Los niños de entre siete y doce años parecen inclinados de forma natural a sentir empatía hacia el dolor ajeno, según un estudio mediante imágenes de resonancia magnética funcional realizado por investigadores de la Universidad de Chicago en Estados Unidos que se publica en la revista 'Neuropsychologia'.
MADRID, 11 (EUROPA PRESS)
Los niños de entre siete y doce años parecen inclinados de forma natural a sentir empatía hacia el dolor ajeno, según un estudio mediante imágenes de resonancia magnética funcional realizado por investigadores de la Universidad de Chicago en Estados Unidos que se publica en la revista 'Neuropsychologia'.
Las respuestas de los escáneres de resonancia magnética funcional (IRMf) eran similares a los de los estudios en adultos. Los investigadores descubrieron que, como los adultos, los menores muestran respuestas ante el dolor en las mismas áreas del cerebro. La investigación también descubrió aspectos adicionales del cerebro activados en los niños, cuando los chicos veían que una persona era lastimada de forma intencionada por otra persona.
Según explica Jean Decety, autor del trabajo, "este estudio es el primero en examinar en niños la respuesta neural al dolor en otros y el impacto de alguien que causa dolor a otra perona".
Decety señala que la empatía es algo que se encuentra en el cerebro normal de los niños y que no es por completo un producto de la educación de los padres o de la crianza. Comprender el papel del cerebro al responder ante el dolor puede ayudar a los investigadores a comprender cómo los defectos cerebrales influyen en conductas antisociales como el acoso escolar o 'bulling'.
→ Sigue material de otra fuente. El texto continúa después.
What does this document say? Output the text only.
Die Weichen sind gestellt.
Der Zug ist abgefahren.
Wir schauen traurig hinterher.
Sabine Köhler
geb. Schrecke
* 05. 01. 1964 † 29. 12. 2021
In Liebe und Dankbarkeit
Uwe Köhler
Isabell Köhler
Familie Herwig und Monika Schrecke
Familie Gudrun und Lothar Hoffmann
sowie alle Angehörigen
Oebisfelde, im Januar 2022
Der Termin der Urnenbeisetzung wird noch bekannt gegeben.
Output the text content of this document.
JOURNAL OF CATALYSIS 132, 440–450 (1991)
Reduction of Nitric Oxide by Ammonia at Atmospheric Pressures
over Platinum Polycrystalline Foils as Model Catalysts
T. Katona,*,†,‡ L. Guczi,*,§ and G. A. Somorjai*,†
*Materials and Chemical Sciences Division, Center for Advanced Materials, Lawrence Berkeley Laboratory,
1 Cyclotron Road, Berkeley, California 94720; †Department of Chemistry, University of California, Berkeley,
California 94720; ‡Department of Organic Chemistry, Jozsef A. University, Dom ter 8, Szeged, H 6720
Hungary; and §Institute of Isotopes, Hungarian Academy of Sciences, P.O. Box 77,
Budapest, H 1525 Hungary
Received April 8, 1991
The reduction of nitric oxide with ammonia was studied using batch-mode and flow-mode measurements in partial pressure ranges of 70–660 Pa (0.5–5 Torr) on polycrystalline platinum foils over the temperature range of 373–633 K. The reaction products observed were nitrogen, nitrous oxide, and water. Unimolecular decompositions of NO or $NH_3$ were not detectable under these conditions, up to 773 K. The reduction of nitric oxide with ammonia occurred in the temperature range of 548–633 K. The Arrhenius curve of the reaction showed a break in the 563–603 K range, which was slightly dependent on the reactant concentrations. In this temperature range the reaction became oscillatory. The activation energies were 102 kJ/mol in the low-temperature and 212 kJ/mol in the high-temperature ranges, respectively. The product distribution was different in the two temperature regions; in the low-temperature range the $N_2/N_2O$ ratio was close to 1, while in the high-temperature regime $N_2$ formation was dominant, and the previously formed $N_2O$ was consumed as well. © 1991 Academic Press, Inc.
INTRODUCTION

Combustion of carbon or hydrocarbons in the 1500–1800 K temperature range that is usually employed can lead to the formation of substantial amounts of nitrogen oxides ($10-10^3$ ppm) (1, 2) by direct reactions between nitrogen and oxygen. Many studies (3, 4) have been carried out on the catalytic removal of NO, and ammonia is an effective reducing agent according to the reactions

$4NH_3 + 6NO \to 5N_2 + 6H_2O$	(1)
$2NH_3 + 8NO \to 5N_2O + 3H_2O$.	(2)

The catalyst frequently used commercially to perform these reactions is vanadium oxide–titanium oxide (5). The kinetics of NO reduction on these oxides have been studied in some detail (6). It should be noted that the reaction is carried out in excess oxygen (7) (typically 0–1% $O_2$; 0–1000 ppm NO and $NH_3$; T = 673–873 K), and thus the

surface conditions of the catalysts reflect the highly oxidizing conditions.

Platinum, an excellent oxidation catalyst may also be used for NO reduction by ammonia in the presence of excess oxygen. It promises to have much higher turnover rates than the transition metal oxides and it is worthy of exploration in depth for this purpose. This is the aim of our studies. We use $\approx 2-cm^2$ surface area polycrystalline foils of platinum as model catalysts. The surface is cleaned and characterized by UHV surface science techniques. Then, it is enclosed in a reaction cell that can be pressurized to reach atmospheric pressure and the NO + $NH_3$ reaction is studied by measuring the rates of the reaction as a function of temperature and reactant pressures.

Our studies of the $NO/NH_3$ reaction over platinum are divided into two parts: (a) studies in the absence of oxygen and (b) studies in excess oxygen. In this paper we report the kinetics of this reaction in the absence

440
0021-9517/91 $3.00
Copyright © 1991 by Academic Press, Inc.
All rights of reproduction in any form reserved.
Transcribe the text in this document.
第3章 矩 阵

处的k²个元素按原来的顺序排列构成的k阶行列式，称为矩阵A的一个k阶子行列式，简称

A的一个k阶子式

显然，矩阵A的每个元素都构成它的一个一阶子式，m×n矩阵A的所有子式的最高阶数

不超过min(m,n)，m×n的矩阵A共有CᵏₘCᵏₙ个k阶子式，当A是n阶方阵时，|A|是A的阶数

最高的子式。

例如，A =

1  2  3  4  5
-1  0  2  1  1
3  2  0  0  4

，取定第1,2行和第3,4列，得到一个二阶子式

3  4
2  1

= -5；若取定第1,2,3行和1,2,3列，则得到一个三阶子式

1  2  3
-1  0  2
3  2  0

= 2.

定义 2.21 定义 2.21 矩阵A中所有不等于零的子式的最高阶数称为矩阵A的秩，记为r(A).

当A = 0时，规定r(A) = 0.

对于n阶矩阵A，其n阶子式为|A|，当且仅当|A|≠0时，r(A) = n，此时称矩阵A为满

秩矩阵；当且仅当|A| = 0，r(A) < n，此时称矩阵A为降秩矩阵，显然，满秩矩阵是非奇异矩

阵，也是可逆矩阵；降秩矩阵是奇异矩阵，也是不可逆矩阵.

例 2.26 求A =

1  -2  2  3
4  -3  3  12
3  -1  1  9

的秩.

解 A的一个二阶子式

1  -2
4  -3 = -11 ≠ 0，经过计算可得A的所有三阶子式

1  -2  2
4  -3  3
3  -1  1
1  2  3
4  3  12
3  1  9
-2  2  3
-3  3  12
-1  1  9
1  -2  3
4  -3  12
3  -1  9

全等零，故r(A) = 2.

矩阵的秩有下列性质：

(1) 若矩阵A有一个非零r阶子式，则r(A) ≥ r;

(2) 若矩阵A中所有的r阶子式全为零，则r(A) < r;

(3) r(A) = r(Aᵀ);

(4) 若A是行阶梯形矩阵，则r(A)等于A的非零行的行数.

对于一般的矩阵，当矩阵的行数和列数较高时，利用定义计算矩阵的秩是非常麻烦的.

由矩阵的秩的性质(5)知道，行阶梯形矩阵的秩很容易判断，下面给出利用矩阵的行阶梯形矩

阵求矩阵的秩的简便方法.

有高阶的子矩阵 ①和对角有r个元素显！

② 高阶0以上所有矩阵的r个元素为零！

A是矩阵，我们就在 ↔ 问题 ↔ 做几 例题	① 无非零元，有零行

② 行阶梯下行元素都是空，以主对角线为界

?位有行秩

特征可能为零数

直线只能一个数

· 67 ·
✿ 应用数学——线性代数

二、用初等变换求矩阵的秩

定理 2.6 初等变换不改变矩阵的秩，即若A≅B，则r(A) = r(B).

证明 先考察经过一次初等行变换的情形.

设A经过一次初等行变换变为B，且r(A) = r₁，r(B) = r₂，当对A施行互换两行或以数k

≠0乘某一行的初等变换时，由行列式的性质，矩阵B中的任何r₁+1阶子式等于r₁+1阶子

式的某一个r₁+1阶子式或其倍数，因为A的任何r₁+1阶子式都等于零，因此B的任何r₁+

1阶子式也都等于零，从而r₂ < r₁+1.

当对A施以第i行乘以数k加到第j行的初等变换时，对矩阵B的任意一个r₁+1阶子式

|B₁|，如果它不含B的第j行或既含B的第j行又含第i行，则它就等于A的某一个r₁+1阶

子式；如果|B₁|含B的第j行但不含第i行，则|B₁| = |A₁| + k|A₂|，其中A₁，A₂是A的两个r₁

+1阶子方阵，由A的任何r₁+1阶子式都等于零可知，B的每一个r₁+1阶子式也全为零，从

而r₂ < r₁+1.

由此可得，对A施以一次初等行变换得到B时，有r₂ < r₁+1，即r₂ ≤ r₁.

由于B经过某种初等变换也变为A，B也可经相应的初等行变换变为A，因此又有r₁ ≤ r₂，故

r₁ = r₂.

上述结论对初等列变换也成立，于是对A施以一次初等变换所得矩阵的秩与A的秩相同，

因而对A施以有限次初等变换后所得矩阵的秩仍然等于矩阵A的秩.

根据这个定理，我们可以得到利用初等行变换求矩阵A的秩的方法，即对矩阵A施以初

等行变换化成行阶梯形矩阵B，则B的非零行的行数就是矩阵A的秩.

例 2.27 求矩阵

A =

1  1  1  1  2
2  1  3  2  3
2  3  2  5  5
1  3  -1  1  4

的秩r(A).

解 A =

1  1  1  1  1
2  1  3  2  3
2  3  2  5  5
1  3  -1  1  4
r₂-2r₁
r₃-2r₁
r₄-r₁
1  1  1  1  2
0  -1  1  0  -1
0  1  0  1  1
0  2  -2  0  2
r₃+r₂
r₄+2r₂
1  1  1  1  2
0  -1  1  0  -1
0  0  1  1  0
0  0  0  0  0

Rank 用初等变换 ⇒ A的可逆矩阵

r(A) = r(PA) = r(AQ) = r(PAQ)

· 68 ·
Los investigadores mostraron a 17 niños de entre siete y doce años fotos animadas de personas que experimentaban dolor, ya fuera por motivos accidentales o porque alguien se lo había provocado de forma intencionada. El grupo incluía nueve niñas y ocho niños.
Mientras que los menores pasaban por los escáneres de IRMf, también observaban animaciones que utilizaban tres fotografían de dos personas de las que sólo se veía su mano o pies derechos. Las fotografías mostraban personas con dolor causado de forma accidental, como cuando se caía una bolsa pesada sobre la mano o alguien pisaba de forma accidental a la persona. También se les mostraba imágenes no referentes al dolor y animaciones en las que las personas ayudaban a alguien a aliviar su dolor.
Los escáneres mostraban que las partes del cerebro activadas cuando los adultos veían el dolor eran las mismas que en los menores.
"De forma consistente con los estudios de IRMf previos sobre empatía ante el dolor realizados en adultos, la percepción de otra persona dolorida en niños se asoció con una mayor actividad hemodinámica en los circuitos neurales que participaban en el procesamiento de la experiencia del dolor directa, incluyendo la ínsula, la corteza somatosensorial, la corteza anterior mediocingulada, el área gris periacueductual y motora suplementar", añade Decety.
Sin embargo, cuando los niños veían animaciones de alguien que era lesionado de forma intencional, las regiones del cerebro que participaban en la interacción social y el razonamiento moral también se activaban.
Según los investigadores, el estudio proporciona nuevos conocimientos sobre las percepciones de los niños sobre el bien y el mal y cómo su cerebro procesa la información. Decety señala que, aunque el estudio no entra en el juicio moral explícito, la percepción de un daño intencional sobre otra persona es probable que evoque la conciencia de maldad moral en el observador.
Entrevistas posteriores con los niños mostraron que eran conscientes de esta "maldad" en las animaciones en las que alguien era lesionado. "Trece de los niños pensaron que las situaciones eran injustas y preguntaron por la razón que podría explicar esta conducta", indica Decety.